I should be looking for and applying to jobs right now. What if there are none to apply for? I’ve gotten to know a lot of people since moving here; why haven’t I made better business connections? What is a writing business connection? How whack was that sample I sent that two agents who requested the work haven’t replied? Residencies will probably be my answer for the next year. Hopefully. Hopefully? Freelancing has never paid a livable wage for me. Well, it did, for one month when I was 28. And then it didn’t ever again. I hate everyone asking me what’s next. Note to self: remember the seeds you’ve planted, the queries you’ve sent, the meetings you’ve had. There won’t be health insurance, but there will be something.

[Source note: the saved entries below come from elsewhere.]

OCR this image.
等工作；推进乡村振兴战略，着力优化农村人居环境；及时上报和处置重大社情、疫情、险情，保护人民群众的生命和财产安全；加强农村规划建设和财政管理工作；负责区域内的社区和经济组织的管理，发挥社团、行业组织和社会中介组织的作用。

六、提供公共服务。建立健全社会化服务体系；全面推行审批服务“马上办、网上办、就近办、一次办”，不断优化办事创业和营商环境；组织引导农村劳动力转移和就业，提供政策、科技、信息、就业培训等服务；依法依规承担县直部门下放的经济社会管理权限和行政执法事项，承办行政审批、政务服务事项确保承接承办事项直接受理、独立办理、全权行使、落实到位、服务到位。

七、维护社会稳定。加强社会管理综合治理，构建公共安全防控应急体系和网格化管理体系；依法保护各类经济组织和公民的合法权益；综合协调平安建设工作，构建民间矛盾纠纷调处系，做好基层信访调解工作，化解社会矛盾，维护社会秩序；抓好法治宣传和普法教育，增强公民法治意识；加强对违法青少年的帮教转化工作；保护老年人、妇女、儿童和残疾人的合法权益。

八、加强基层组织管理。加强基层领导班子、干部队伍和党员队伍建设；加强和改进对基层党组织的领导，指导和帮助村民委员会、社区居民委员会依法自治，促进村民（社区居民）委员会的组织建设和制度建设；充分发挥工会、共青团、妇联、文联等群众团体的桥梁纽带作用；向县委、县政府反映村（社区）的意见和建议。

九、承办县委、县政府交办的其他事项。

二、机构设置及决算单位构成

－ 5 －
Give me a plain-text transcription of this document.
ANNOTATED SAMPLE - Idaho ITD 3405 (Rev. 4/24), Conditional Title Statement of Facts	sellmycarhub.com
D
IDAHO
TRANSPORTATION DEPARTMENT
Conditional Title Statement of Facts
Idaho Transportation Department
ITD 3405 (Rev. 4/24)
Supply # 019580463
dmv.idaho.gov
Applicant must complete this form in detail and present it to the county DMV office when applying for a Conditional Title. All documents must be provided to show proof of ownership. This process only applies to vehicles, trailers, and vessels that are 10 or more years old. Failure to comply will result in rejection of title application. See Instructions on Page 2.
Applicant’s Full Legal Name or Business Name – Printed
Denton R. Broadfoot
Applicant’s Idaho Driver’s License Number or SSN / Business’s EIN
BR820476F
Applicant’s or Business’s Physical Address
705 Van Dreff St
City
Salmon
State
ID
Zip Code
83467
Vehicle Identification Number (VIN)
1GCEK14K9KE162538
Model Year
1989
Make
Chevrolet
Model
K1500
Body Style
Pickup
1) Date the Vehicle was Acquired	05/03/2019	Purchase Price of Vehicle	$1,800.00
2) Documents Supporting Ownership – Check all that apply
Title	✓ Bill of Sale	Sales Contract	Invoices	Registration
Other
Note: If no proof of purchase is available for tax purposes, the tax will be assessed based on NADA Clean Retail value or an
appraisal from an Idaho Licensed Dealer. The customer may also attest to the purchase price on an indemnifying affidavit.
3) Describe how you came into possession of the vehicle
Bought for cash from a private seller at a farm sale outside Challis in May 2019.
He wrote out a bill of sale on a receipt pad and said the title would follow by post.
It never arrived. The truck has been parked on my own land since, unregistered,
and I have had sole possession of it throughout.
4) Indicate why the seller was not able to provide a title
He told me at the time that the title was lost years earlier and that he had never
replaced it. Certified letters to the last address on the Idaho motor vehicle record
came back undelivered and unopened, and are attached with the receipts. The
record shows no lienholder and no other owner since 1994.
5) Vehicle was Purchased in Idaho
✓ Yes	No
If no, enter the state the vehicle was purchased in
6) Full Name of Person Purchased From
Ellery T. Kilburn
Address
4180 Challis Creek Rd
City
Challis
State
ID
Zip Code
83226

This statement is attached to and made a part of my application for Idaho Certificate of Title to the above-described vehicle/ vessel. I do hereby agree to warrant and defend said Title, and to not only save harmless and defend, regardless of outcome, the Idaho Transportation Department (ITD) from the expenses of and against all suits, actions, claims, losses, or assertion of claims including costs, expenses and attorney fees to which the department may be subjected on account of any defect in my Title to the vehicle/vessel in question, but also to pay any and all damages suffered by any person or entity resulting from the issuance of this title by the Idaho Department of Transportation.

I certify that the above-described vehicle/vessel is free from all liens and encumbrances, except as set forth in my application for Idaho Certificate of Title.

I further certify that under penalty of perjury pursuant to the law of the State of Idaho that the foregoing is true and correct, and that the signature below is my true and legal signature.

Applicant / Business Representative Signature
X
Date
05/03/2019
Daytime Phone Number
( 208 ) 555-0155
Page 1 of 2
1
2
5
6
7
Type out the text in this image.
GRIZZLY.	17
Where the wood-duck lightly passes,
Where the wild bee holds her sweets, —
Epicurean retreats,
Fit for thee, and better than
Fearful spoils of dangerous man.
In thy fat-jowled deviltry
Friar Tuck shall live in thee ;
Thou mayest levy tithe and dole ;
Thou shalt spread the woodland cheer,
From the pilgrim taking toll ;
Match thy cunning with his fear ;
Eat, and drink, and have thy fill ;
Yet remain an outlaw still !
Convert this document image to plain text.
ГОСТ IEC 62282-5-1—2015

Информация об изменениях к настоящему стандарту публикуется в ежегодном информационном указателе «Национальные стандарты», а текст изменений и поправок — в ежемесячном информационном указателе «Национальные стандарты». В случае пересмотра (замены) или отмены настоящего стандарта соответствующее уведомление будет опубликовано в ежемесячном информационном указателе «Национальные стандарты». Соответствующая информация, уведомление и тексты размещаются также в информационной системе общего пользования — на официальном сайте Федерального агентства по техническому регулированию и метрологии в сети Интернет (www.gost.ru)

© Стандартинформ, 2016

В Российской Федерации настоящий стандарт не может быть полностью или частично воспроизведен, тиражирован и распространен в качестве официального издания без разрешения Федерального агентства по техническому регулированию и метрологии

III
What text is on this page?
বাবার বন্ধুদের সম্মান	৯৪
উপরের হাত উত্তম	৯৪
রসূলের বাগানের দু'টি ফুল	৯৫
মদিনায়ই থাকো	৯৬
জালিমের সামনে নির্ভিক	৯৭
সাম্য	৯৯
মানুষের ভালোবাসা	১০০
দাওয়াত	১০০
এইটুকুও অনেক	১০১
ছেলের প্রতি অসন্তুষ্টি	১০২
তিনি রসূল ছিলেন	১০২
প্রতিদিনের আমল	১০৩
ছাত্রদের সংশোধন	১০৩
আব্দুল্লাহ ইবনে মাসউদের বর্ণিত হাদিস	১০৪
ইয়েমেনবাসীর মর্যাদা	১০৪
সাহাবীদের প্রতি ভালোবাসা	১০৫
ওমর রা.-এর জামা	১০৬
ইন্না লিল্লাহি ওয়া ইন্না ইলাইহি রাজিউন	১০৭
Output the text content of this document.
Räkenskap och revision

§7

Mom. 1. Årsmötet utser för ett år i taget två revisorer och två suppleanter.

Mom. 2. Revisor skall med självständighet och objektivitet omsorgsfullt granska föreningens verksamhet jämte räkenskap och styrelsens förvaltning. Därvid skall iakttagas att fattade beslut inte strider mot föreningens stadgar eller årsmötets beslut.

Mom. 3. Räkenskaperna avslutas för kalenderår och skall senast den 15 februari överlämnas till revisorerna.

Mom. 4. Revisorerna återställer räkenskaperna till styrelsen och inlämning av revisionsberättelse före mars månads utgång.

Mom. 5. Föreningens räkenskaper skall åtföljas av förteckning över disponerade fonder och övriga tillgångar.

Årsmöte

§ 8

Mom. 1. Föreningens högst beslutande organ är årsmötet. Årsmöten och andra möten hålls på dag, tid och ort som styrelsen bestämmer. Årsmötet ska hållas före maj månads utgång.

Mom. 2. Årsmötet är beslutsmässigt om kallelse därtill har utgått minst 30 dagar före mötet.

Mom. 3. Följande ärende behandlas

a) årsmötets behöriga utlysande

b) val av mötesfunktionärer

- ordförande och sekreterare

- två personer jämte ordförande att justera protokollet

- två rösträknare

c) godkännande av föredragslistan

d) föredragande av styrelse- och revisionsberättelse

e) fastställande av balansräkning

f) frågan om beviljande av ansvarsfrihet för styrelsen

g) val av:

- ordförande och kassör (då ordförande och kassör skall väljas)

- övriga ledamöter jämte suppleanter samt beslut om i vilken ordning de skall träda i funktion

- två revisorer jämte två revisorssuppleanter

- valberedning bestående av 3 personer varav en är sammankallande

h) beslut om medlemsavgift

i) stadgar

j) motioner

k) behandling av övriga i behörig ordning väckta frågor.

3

Why don’t I have a craft I can put on Etsy or something?

The thesis isn’t done.

This is Holy Week. Today is Maundy Thursday. I have no idea what that means, but if Resurrection Sunday is this Sunday, today would’ve been Christ’s last passover seder. And the night he prayed all night not to face what he knew was coming. And the night he was betrayed and arrested. The timing is right; I should feel dreadful.

I shouldn’t compare the “suffering.”

The difference—in this case—between me and Jesus is, I don’t know what’s coming. Would it be easier to endure if I did? If I knew World War III were not about to start and that more peaceful and prosperous times, those times when people feel like writing and art are of value, were ahead?

Oh, wait! There’s foot washing today, too! I should be doing something of service to others.

I will be an unpaid intern for 100 hours over the summer. That is enough.

The real irony is that this thesis/memoir turned into a structured thing this week. This week that I should be meditating on Christ’s sacrifice and what it means to us today, in this world I still can’t quite believe the cruelty and ridiculousness of, I’m thinking much more about what went into me not going to church anymore and no praying too often, either.

And thinking of how much I really need to—want to—pray about all these worries.


Author’s note: This essay is part of the #52Essays2017 series. Every week in 2016, Vanessa Mártir published one essay on her blog. After a phenomenal year of challenges and growth as a writer, she invited other writers in various communities she’s a part of to join her as she endeavors to write weekly, relentlessly, again in 2017. I’m in on the challenge because I saw how very little space I gave personal reflection in 2016. This is my thesis semester, and I expect some challenges and growth as I write it. The weekly essay challenge provides a space to document that growth (though I’m already thinking I might screw with the genre a little).